Initialized variable values are stored in the .data segment of the executable. Uninitialized ones don't have to be stored. They end up in the .bss segment in RAM, but the size of the segment is zero in the executable file, just the required amount of memory is stored in the segment descriptor. The code in the .text section is accessing these via offsets into the segment. Runtime linker-loader patches these references to actual virtual addresses. See, for example, the Executable and Linkable Format, which is used on most Unix-like operating systems.

3
votes

In PE files there are two sizes specified for each segment: RAWsize (size on disk) and Vsize (size in RAM).

When Vsize is larger than the RAWsize, the rest of segment in RAM is zeroed.

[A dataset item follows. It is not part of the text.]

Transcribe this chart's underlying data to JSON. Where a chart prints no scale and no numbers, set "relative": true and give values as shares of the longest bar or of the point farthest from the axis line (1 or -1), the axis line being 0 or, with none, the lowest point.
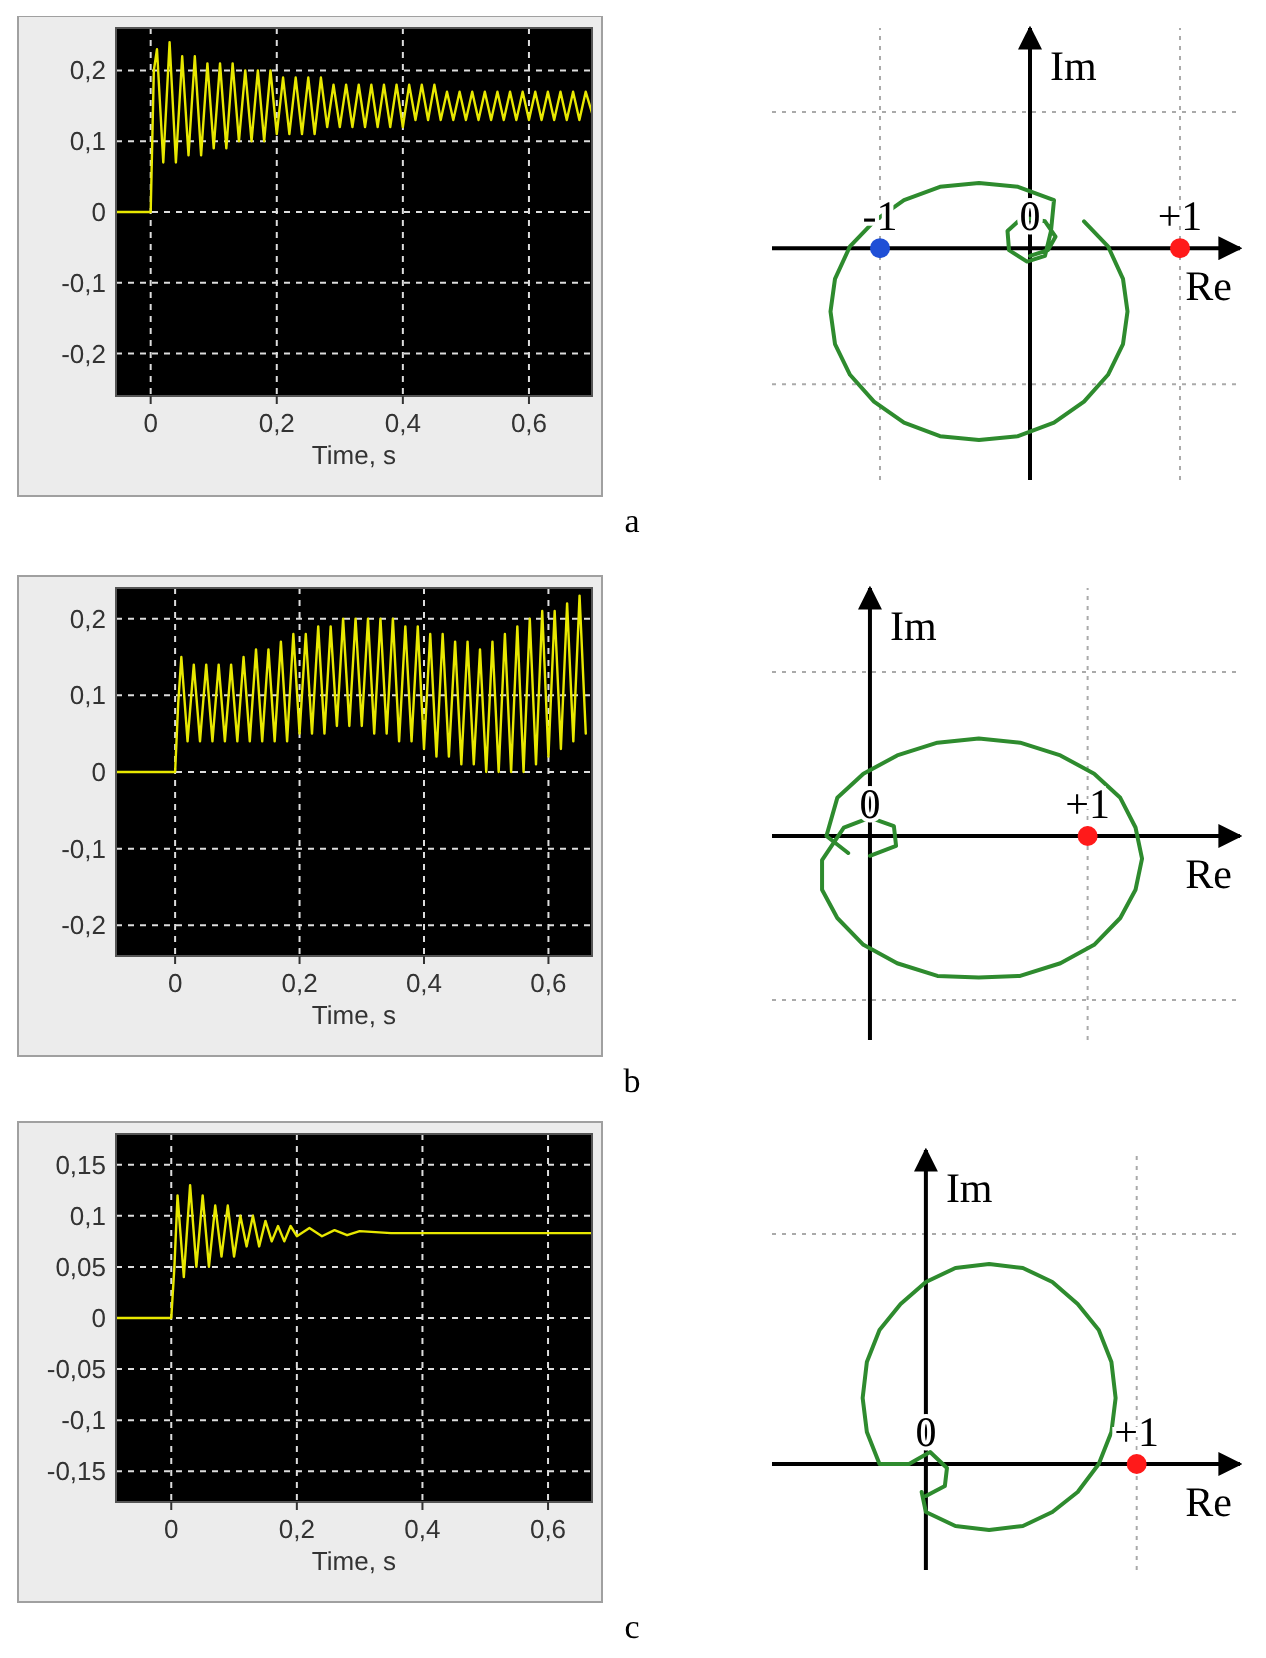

.bss (if present) always has RAWsize of 0, and the uninialized globlal variables are located there.

Another common approach is to make Vsize of .data larger than its RAWsize, so that the rest of the segment will hold unitialized variables.

2
votes

Storage for global variables is allocated in your computer's virtual memory by the OS linker/loader at the time your program is loaded. The actual global variable storage is somewhere in the physical memory hierarchy (cache, RAM memory, SSD/HD backing storage, etc.), as mapped by the cache and VM system. It could all end up quite fragmented.

The values of initialized globals are copied from the .data segment into a portion of the allocated virtual memory. Non-initialized globals might be zeroed, or might have junk left in them, depending on the security of the particular OS under which the program is running.

The are other variations, depending on the language, compiler, language run-time, and OS.

0
votes

Uninitialized variables are simply pointers at the machine level. The space for them is allocated at runtime, and the program will fill it in at some later time.

For instance, if in assembler you create a global variable global BYTE 100 that will reserve global as a pointer to a 100 byte region. The program then has access to that region for whatever it needs.

EDIT: I looked up in my assembler book and it looks like uninitialized globals are defined in the .data section just as initialized variables are. From my understanding the space is allocated in the exe (say 100 bytes as above) but will have undefined contents. On Intel machines in Windows it will be garbage; the program is responsible for initializing it. Hope this helps!